From solar to polar at USC
The University of the Sunshine Coast has taken a big step towards becoming carbon neutral by 2025, installing a ‘water battery’ that keeps an entire campus cool. Anna Hayes finds out more.
There are two certainties to life in Queensland – the sun will shine, and you really, really don’t want to be without air-conditioning.
But what if you could use one of those inevitabilities to power the other?
The University of Sunshine Coast (USC), in partnership with Veolia, came up with an innovative way to power the cooling operations of USC’s Sippy Downs campus, using the sun and a water battery.
Now, water batteries aren’t that uncommon but the source of this one’s power makes it a one-of-a-kind project.
Veolia’s sustainability solutions manager for energy Angela Cooney explains: “This is the first water battery of its kind to be fuelled by renewable energy in Australia. It’s been done elsewhere in the world for thermal heating before, but this is a first for cooling, which requires a lot more energy.”
So far, the system has saved more than 4,232 tonnes of carbon dioxide emissions in its first year of operation, believed to be the equivalent of planting almost 70,000 trees and growing them for ten years. Putting that in perspective, the system has a projected lifespan of 25 years… that’s a lot of trees and a lot of emission-free energy.
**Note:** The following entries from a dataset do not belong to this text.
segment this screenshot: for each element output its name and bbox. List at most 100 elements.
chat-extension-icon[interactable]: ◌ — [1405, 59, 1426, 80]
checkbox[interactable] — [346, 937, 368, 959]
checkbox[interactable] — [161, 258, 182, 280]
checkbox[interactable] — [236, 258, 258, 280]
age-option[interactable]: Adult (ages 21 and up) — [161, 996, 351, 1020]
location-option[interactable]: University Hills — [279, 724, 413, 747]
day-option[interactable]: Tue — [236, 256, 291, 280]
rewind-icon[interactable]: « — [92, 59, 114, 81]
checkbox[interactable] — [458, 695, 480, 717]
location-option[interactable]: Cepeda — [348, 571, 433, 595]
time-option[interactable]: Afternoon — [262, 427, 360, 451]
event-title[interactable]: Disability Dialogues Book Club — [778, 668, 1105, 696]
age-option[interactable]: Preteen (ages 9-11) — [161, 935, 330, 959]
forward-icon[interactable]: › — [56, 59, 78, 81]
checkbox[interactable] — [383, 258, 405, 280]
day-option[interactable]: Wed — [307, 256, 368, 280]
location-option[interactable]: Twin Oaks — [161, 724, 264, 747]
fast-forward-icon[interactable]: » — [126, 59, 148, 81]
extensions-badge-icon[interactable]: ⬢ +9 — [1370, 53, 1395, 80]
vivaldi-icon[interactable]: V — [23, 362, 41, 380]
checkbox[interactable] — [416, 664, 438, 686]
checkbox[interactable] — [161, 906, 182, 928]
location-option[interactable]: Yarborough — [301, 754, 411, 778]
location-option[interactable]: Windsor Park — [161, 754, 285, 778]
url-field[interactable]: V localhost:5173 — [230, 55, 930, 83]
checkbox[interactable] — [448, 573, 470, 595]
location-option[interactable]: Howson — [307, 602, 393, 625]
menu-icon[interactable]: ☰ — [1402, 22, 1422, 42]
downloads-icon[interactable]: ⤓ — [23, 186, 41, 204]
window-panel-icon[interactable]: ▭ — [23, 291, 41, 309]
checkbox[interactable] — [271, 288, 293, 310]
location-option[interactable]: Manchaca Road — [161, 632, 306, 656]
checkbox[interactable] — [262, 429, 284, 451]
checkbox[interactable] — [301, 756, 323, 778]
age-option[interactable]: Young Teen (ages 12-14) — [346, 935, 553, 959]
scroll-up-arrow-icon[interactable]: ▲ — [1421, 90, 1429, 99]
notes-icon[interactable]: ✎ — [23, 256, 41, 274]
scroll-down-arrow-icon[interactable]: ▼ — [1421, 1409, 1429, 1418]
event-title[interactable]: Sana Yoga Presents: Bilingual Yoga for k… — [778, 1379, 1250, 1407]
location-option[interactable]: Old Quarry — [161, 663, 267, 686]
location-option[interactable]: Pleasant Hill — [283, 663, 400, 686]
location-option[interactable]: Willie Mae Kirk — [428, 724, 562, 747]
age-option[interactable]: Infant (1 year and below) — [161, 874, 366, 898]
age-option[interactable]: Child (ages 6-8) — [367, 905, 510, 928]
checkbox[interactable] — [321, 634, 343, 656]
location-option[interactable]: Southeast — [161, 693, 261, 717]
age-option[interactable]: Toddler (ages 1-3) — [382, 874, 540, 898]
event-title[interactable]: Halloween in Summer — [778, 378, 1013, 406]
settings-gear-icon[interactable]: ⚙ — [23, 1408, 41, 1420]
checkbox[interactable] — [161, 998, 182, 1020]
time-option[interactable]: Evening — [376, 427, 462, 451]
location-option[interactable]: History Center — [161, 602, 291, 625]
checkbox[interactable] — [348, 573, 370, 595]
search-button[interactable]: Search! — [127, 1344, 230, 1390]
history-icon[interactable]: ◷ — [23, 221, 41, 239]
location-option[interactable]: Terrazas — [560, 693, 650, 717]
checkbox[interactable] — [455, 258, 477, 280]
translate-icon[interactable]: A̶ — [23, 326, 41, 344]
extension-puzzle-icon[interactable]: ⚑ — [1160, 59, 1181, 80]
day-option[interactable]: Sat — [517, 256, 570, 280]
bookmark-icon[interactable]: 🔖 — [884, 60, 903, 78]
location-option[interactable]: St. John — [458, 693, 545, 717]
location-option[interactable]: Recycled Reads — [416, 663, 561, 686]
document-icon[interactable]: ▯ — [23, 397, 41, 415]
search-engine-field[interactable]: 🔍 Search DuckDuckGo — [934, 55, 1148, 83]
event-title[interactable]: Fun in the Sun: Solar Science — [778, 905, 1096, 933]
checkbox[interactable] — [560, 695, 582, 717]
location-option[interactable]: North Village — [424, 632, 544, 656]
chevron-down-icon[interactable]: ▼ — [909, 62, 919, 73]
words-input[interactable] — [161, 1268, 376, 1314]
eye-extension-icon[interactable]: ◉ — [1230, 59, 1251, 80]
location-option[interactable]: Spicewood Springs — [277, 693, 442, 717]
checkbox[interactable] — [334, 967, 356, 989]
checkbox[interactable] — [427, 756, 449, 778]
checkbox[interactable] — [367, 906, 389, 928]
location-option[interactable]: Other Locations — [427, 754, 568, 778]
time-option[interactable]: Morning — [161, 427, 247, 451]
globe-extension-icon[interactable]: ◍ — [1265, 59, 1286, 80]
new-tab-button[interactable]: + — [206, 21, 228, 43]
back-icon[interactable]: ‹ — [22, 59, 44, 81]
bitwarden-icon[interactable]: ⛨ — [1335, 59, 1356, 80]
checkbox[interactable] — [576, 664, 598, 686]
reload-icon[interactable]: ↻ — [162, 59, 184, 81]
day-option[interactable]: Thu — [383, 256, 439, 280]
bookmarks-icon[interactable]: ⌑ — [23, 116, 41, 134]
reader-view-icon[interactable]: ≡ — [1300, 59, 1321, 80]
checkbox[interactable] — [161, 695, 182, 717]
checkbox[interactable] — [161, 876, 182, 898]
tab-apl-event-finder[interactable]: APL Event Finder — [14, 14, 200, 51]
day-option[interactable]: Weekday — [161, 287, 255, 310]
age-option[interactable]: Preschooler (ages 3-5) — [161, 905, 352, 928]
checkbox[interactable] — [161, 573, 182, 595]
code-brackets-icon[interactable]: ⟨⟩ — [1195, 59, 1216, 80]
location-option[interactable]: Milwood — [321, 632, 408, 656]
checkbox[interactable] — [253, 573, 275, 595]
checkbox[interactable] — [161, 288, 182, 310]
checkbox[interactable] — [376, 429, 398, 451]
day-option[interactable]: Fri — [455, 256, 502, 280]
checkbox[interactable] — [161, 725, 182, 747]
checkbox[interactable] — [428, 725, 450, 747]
So where did this innovative idea come from?
Like many public institutions, USC harboured a desire to make positive cost and environmental changes, initially intending to implement a thermal energy storage system. Multiple ideas morphed into what became the final design.
In 2016, USC and Veolia were in discussions to develop an innovative system that would integrate large-scale solar PV with the storage of chilled water, which would be distributed to final customers through an upgraded version of the existing cooling network for air-conditioning.
Angela says: “This would allow the university to chill the water using electricity from the solar (instead of electricity from the grid), and thus reduce considerably its carbon footprint.”
Working together, USC and Veolia developed a business arrangement that avoided capital expenditure, instead using a Queensland government procurement guideline which saw the university granting Veolia a six-month exclusivity period to design the system and develop the economic modelling.
“The final proposal was based on a shared vision for the continual sustainable development of the Sippy Downs campus by providing a technical and value-for-money energy solution,” Angela adds.
“As part of this process, the parties agreed on a transparent, open-book arrangement whereby Veolia and USC would share all information relevant to the project. The final ten-year agreement was based on a Design, Build, Own, Operate, Transfer (DBOOT) model.”
There were a number of engineering components involved in the process, which saw more than 6,500 solar panels (2.1MW) installed across campus rooftops and car park structures.
The team also installed 1.6km of piping serving 15 buildings, and an 8.2MW cooling network which offers a peak flow of 140L/s in summer, as well as two HFO chillers, and a 4.5ML chilled water tank, which effectively acts as a thermal battery, and provides 8MWh of energy.
A high-end plant room incorporates innovative engineering solutions but is also designed to function as a teaching and learning space for students. An advanced Building Management Control System (BMS) allows for sophisticated and real-time management of the PV solar output to create chilled water for air-conditioning, to use in building energy consumption or to export to the electricity grid.
Angela explains: “The key technical synergy is ensured by the integrated approach to monitoring and control of energy to determine, in real-time, which is the best use for green electricity coming from the solar installation. In this way, the system seamlessly reacts to the changing load and weather conditions on campus and selects the best use of the renewable energy generated.”
A new lake water treatment plant was also constructed to use the lake as a cooling tower make-up. The plant draws water from the lake via a low-velocity screened intake arrangement, ensuring no flora or fauna are detrimentally affected in the process.
In total, construction took about 18 months and was not without challenges, including: the optimisation of the plant energy flows, getting to grips with new engineering concepts such as building-integrated photovoltaics and navigating the quality assurance process with various contractors.
USC vice chancellor and president Professor Helen Bartlett says the system’s success in its first year was a major milestone towards the university’s goal of becoming carbon neutral by 2025, and proof that regional universities played a key role in innovation.
“USC is the first university in Australia to install a water battery powered by renewables, which is further proof that you don’t need to be in the big cities to do big things,” Professor Bartlett says.
“In the first full year of operation, the system has generated more than three million kilowatt-hours of solar electricity for our Sunshine Coast campus, representing more than 34% of the total electricity required.”
An additional two-million-kilowatt hours of electricity are fed back into Queensland’s energy grid.